Przyznał, że nie miałby problemów, aby zmierzyć się z Chrisem Weidmanem wcześniej niż w grudniu – odpowiadałby mu, dla przykładu, wrzesień. Nie wyklucza też jeszcze wcześniejszej daty, aby potem dać ewentualnie Weidmanowi możliwość rewanżu w grudniu w Nowym Jorku.

Reprezentant American Kickboxing Academy nadal wydaje się mieć żal do Vitora Belforta za nokaut, który Brazylijczyk zafundował mu dwa lata temu, regularnie od wielu miesięcy na każdym kroku szkalując imię Phenoma. Swoje trzy grosze dołożył i tym razem, oceniając pojedynek Belforta z Weidmanem.

Chris zrobił to, co myślałem, że zrobi; myślałem, że może wyjść i dać dominujący występ. Obawiałem się początkowej sterydowej szarży. Vitor zawsze to ma, a potem się łamie. I złamał się, tak, jak myślałem. Chris ma serce. Dobrze zniósł wszystkie ciosy, bronił się i odwzajemnił się tak, jak zawsze to robi.

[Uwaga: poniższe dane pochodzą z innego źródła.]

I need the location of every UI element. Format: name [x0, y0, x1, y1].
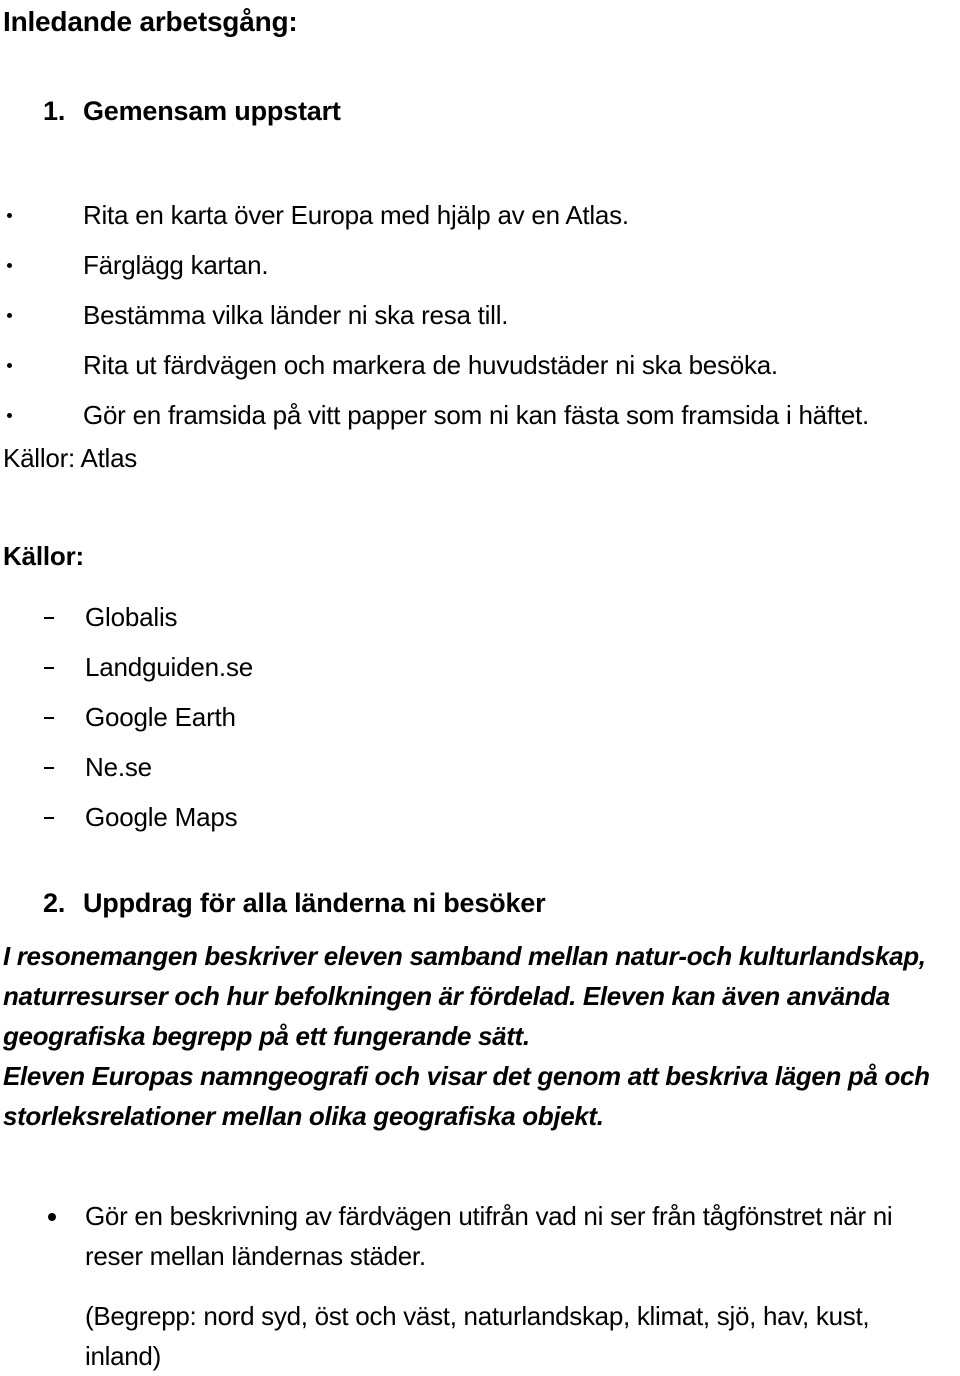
sources-inline-line: Källor: Atlas: [3, 443, 138, 473]
section-2-heading: 2. Uppdrag för alla länderna ni besöker: [43, 888, 546, 919]
list-item-label: Rita en karta över Europa med hjälp av e…: [83, 200, 629, 230]
paragraph-line: geografiska begrepp på ett fungerande sä…: [3, 1021, 530, 1051]
dash-bullet-icon: [0, 742, 85, 792]
bullet-dot-icon: [0, 240, 83, 290]
list-item-label: Globalis: [85, 602, 178, 632]
list-item: Rita en karta över Europa med hjälp av e…: [0, 190, 960, 240]
bullet-dot-icon: [0, 290, 83, 340]
concepts-note: (Begrepp: nord syd, öst och väst, naturl…: [0, 1296, 960, 1376]
section-1-number: 1.: [43, 96, 66, 126]
paragraph-line: Eleven Europas namngeografi och visar de…: [3, 1061, 930, 1091]
sources-heading: Källor:: [3, 541, 84, 571]
list-item-label: Ne.se: [85, 752, 152, 782]
section-2-heading-text: Uppdrag för alla länderna ni besöker: [83, 888, 546, 918]
dash-bullet-icon: [0, 592, 85, 642]
note-line: inland): [85, 1341, 161, 1371]
paragraph-line: storleksrelationer mellan olika geografi…: [3, 1101, 604, 1131]
list-item: Gör en framsida på vitt papper som ni ka…: [0, 390, 960, 440]
criteria-paragraph-2: Eleven Europas namngeografi och visar de…: [3, 1056, 949, 1136]
section-1-heading: 1. Gemensam uppstart: [43, 96, 341, 127]
page-title: Inledande arbetsgång:: [3, 6, 298, 37]
note-line: (Begrepp: nord syd, öst och väst, naturl…: [85, 1301, 870, 1331]
paragraph-line: naturresurser och hur befolkningen är fö…: [3, 981, 890, 1011]
list-item-label: Gör en beskrivning av färdvägen utifrån …: [85, 1201, 893, 1231]
list-item: Rita ut färdvägen och markera de huvudst…: [0, 340, 960, 390]
document-page: Inledande arbetsgång: 1. Gemensam uppsta…: [0, 0, 960, 1371]
list-item-label: Rita ut färdvägen och markera de huvudst…: [83, 350, 778, 380]
assignment-block: Gör en beskrivning av färdvägen utifrån …: [0, 1196, 960, 1376]
list-item-label: Färglägg kartan.: [83, 250, 269, 280]
list-item-label: Landguiden.se: [85, 652, 253, 682]
list-item-label: Bestämma vilka länder ni ska resa till.: [83, 300, 509, 330]
bullet-dot-icon: [0, 340, 83, 390]
list-item: Landguiden.se: [0, 642, 500, 692]
section-2-number: 2.: [43, 888, 66, 918]
uppstart-bullet-list: Rita en karta över Europa med hjälp av e…: [0, 190, 960, 440]
list-item: Färglägg kartan.: [0, 240, 960, 290]
dash-bullet-icon: [0, 692, 85, 742]
bullet-dot-icon: [48, 1213, 56, 1221]
list-item: Google Earth: [0, 692, 500, 742]
section-1-heading-text: Gemensam uppstart: [83, 96, 341, 126]
list-item: Globalis: [0, 592, 500, 642]
bullet-dot-icon: [0, 190, 83, 240]
list-item: Bestämma vilka länder ni ska resa till.: [0, 290, 960, 340]
list-item-label: reser mellan ländernas städer.: [85, 1241, 426, 1271]
dash-bullet-icon: [0, 792, 85, 842]
dash-bullet-icon: [0, 642, 85, 692]
bullet-dot-icon: [0, 390, 83, 440]
paragraph-line: I resonemangen beskriver eleven samband …: [3, 941, 926, 971]
list-item: Ne.se: [0, 742, 500, 792]
list-item: Google Maps: [0, 792, 500, 842]
list-item: Gör en beskrivning av färdvägen utifrån …: [0, 1196, 960, 1276]
list-item-label: Google Maps: [85, 802, 238, 832]
list-item-label: Google Earth: [85, 702, 236, 732]
sources-list: Globalis Landguiden.se Google Earth Ne.s…: [0, 592, 500, 842]
list-item-label: Gör en framsida på vitt papper som ni ka…: [83, 400, 869, 430]
criteria-paragraph-1: I resonemangen beskriver eleven samband …: [3, 936, 949, 1056]
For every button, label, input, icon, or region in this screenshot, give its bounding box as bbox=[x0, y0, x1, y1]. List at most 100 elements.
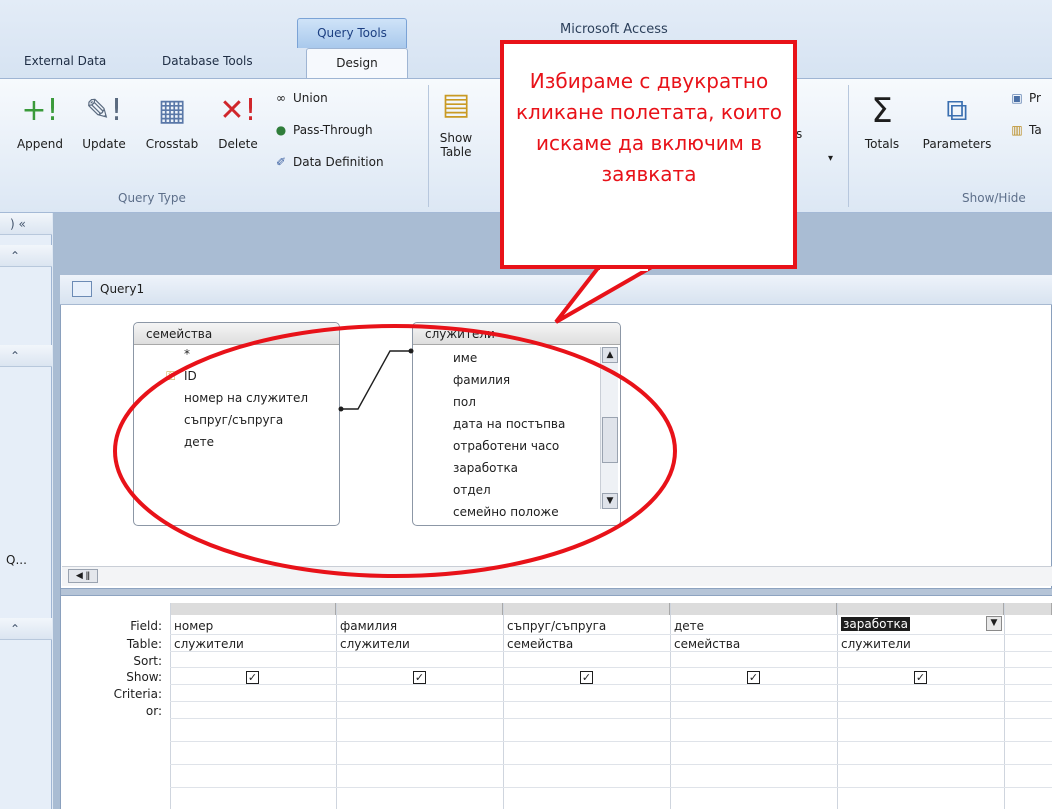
update-icon: ✎! bbox=[85, 93, 123, 128]
show-checkbox[interactable]: ✓ bbox=[914, 671, 927, 684]
grid-divider bbox=[170, 718, 1052, 719]
show-checkbox[interactable]: ✓ bbox=[580, 671, 593, 684]
scroll-up-arrow-icon[interactable]: ▲ bbox=[602, 347, 618, 363]
grid-field-cell-selected[interactable]: заработка bbox=[841, 617, 911, 631]
group-label-show-hide: Show/Hide bbox=[962, 191, 1026, 205]
field-gender[interactable]: пол bbox=[453, 395, 593, 409]
data-definition-button[interactable]: ✐ Data Definition bbox=[272, 155, 384, 169]
grid-divider bbox=[170, 634, 1052, 635]
grid-divider bbox=[170, 651, 1052, 652]
show-checkbox[interactable]: ✓ bbox=[747, 671, 760, 684]
grid-column-header[interactable] bbox=[170, 603, 336, 615]
grid-row-label: Field: bbox=[130, 619, 162, 633]
parameters-button[interactable]: ⧉ Parameters bbox=[914, 93, 1000, 151]
grid-row-label: Show: bbox=[126, 670, 162, 684]
field-marital-status[interactable]: семейно положе bbox=[453, 505, 593, 517]
tab-design[interactable]: Design bbox=[306, 48, 408, 78]
show-checkbox[interactable]: ✓ bbox=[246, 671, 259, 684]
pass-through-button[interactable]: ● Pass-Through bbox=[272, 123, 373, 137]
callout-box: Избираме с двукратно кликане полетата, к… bbox=[500, 40, 797, 269]
show-checkbox[interactable]: ✓ bbox=[413, 671, 426, 684]
table-box-semeystva[interactable]: семейства * ⚿ ID номер на служител съпру… bbox=[133, 322, 340, 526]
design-pane-scrollbar[interactable]: ◀ ǁ bbox=[62, 566, 1052, 586]
delete-button[interactable]: ✕! Delete bbox=[210, 93, 266, 151]
app-title: Microsoft Access bbox=[560, 22, 668, 37]
grid-divider bbox=[170, 701, 1052, 702]
grid-column-header[interactable] bbox=[336, 603, 503, 615]
grid-divider bbox=[170, 787, 1052, 788]
table-names-icon: ▥ bbox=[1011, 123, 1023, 137]
tab-database-tools[interactable]: Database Tools bbox=[152, 50, 263, 74]
table-box-title: семейства bbox=[134, 323, 339, 345]
show-table-icon: ▤ bbox=[441, 87, 471, 122]
property-sheet-icon: ▣ bbox=[1011, 91, 1023, 105]
grid-field-cell[interactable]: съпруг/съпруга bbox=[507, 619, 606, 633]
grid-table-cell[interactable]: служители bbox=[841, 637, 911, 651]
crosstab-button[interactable]: ▦ Crosstab bbox=[138, 93, 206, 151]
grid-table-cell[interactable]: семейства bbox=[674, 637, 740, 651]
ribbon-separator bbox=[428, 85, 429, 207]
sigma-icon: Σ bbox=[871, 91, 893, 131]
field-hours-worked[interactable]: отработени часо bbox=[453, 439, 593, 453]
table-names-button[interactable]: ▥ Ta bbox=[1008, 123, 1041, 137]
field-salary[interactable]: заработка bbox=[453, 461, 593, 475]
chevron-up-icon[interactable]: ⌃ bbox=[0, 618, 52, 640]
field-department[interactable]: отдел bbox=[453, 483, 593, 497]
grid-row-label: Criteria: bbox=[113, 687, 162, 701]
collapse-nav-icon[interactable]: ) « bbox=[0, 213, 52, 235]
grid-divider bbox=[170, 684, 1052, 685]
key-icon: ⚿ bbox=[166, 369, 176, 383]
grid-column-header[interactable] bbox=[837, 603, 1004, 615]
ribbon-separator bbox=[848, 85, 849, 207]
grid-field-cell[interactable]: номер bbox=[174, 619, 213, 633]
chevron-up-icon[interactable]: ⌃ bbox=[0, 345, 52, 367]
grid-table-cell[interactable]: служители bbox=[174, 637, 244, 651]
grid-field-cell[interactable]: фамилия bbox=[340, 619, 397, 633]
field-dropdown-arrow-icon[interactable]: ▼ bbox=[986, 616, 1002, 631]
append-icon: +! bbox=[21, 93, 59, 128]
union-button[interactable]: ∞ Union bbox=[272, 91, 328, 105]
chevron-up-icon[interactable]: ⌃ bbox=[0, 245, 52, 267]
grid-table-cell[interactable]: семейства bbox=[507, 637, 573, 651]
table-box-sluzhiteli[interactable]: служители име фамилия пол дата на постъп… bbox=[412, 322, 621, 526]
field-child[interactable]: дете bbox=[184, 435, 214, 449]
append-button[interactable]: +! Append bbox=[10, 93, 70, 151]
grid-column-header[interactable] bbox=[503, 603, 670, 615]
field-id[interactable]: ID bbox=[184, 369, 197, 383]
field-star[interactable]: * bbox=[184, 347, 190, 361]
scroll-down-arrow-icon[interactable]: ▼ bbox=[602, 493, 618, 509]
scroll-thumb[interactable] bbox=[602, 417, 618, 463]
show-table-button[interactable]: ▤ Show Table bbox=[436, 87, 476, 159]
pane-splitter[interactable] bbox=[61, 588, 1052, 596]
field-spouse[interactable]: съпруг/съпруга bbox=[184, 413, 283, 427]
scroll-left-arrow-icon[interactable]: ◀ ǁ bbox=[68, 569, 98, 583]
pencil-icon: ✐ bbox=[275, 155, 287, 169]
callout-text: Избираме с двукратно кликане полетата, к… bbox=[515, 69, 783, 186]
field-name[interactable]: име bbox=[453, 351, 593, 365]
grid-table-cell[interactable]: служители bbox=[340, 637, 410, 651]
field-list-scrollbar[interactable]: ▲ ▼ bbox=[600, 347, 618, 509]
chevron-down-icon[interactable]: ▾ bbox=[828, 153, 833, 164]
grid-field-cell[interactable]: дете bbox=[674, 619, 704, 633]
tab-external-data[interactable]: External Data bbox=[14, 50, 116, 74]
delete-icon: ✕! bbox=[219, 93, 257, 128]
grid-column-header[interactable] bbox=[1004, 603, 1052, 615]
query-icon bbox=[72, 281, 92, 297]
globe-icon: ● bbox=[275, 123, 287, 137]
totals-button[interactable]: Σ Totals bbox=[854, 93, 910, 151]
grid-divider bbox=[170, 741, 1052, 742]
nav-item-truncated[interactable]: Q... bbox=[6, 553, 27, 567]
field-surname[interactable]: фамилия bbox=[453, 373, 593, 387]
grid-column-header[interactable] bbox=[670, 603, 837, 615]
grid-divider bbox=[170, 764, 1052, 765]
grid-row-label: Table: bbox=[126, 637, 162, 651]
field-employee-number[interactable]: номер на служител bbox=[184, 391, 308, 405]
parameters-icon: ⧉ bbox=[946, 93, 968, 128]
union-icon: ∞ bbox=[276, 91, 286, 105]
field-start-date[interactable]: дата на постъпва bbox=[453, 417, 593, 431]
property-sheet-button[interactable]: ▣ Pr bbox=[1008, 91, 1041, 105]
grid-divider bbox=[170, 667, 1052, 668]
update-button[interactable]: ✎! Update bbox=[72, 93, 136, 151]
query-title-bar: Query1 bbox=[60, 275, 1052, 305]
grid-row-label: or: bbox=[145, 704, 162, 718]
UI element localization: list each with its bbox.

Będący jedynym pogromcą Ronaldo Souzy na przestrzeni sześciu lat Amerykanin bardzo pozytywnie wypowiedział się też o umiejętnościach aktualnego mistrza kategorii średniej, ale…

Chris to boss. Prawdziwy mistrz. Jest bardzo wszechstronny. Ma styl takiego trochę drwala. Nie jest zbyt błyskotliwy, zbyt kreatywny, ale zawsze odwala swoją robotę. Jest bardzo twardy. Ma wolę zwycięstwa.

Rockhold nie ma jednak wątpliwości, że to on wyjdzie z tego pojedynku zwycięsko i wie nawet, w której płaszczyźnie zostanie on rozegrany.

Jestem dobrym zapaśnikiem. Ludzie nie mieli okazji zobaczyć moich zapasów. (Weidman) Nie zdoła mnie obalić, a jeśli to zrobi, będzie dla niego jeszcze gorzej. To świetny grappler. Wierzę jednak, że jestem odrobinę lepszy.

Trenuję z najlepszymi zapaśnikami. Jestem w tym dobry. Dorastałem w zapasach. To nie będzie problem. Zapasy (Chrisa Weidmana) zostaną całkowicie wykluczone. Wykorzystam to – walka będzie toczyć się w stójce.

Jest dobry (w stójce), ale ja mam więcej finezji, lepiej się poruszam i mam więcej narzędzi. To będzie wojna na stojąco i myślę, że dopadnę go w późniejszych rundach.

Z której strony bym nie spojrzał, widzę sporo racji w tym, jak styl Weidmana opisuje Rockhold. Na tym etapie jednak nie jestem do końca przekonany, czy faktycznie umiejętności Luke’a wystarczą, aby zdetronizować mistrza. Pod warunkiem, rzecz jasna, że to właśnie Rockhold w wyścigu o titleshota uprzedzi Ronaldo Souzę.

| naiver |

Lombard śladami Couture’a?

Hector Lombard, który po walce z Joshem Burkmanem i późniejszej wpadce dopingowej został zawieszony przez Komisję Sportową w Nevadzie na rok i mocno uderzony po kieszeniach, w audycji Submission Radio zapowiedział, że udowodni wszystkim, iż potrafi walczyć bez żadnych dopalaczy. Uważa też, że w tym całym nieszczęściu, którego doświadczył, miał też odrobinę szczęścia, bowiem gdyby wpadł kilka miesięcy później, nowe drakońskie zasady gry wprowadzone przez Komisję z Nevady mogłyby zupełnie złamać jego karierę, wykluczając go nawet na trzy lata. Karierę, której kończyć nie zamierza.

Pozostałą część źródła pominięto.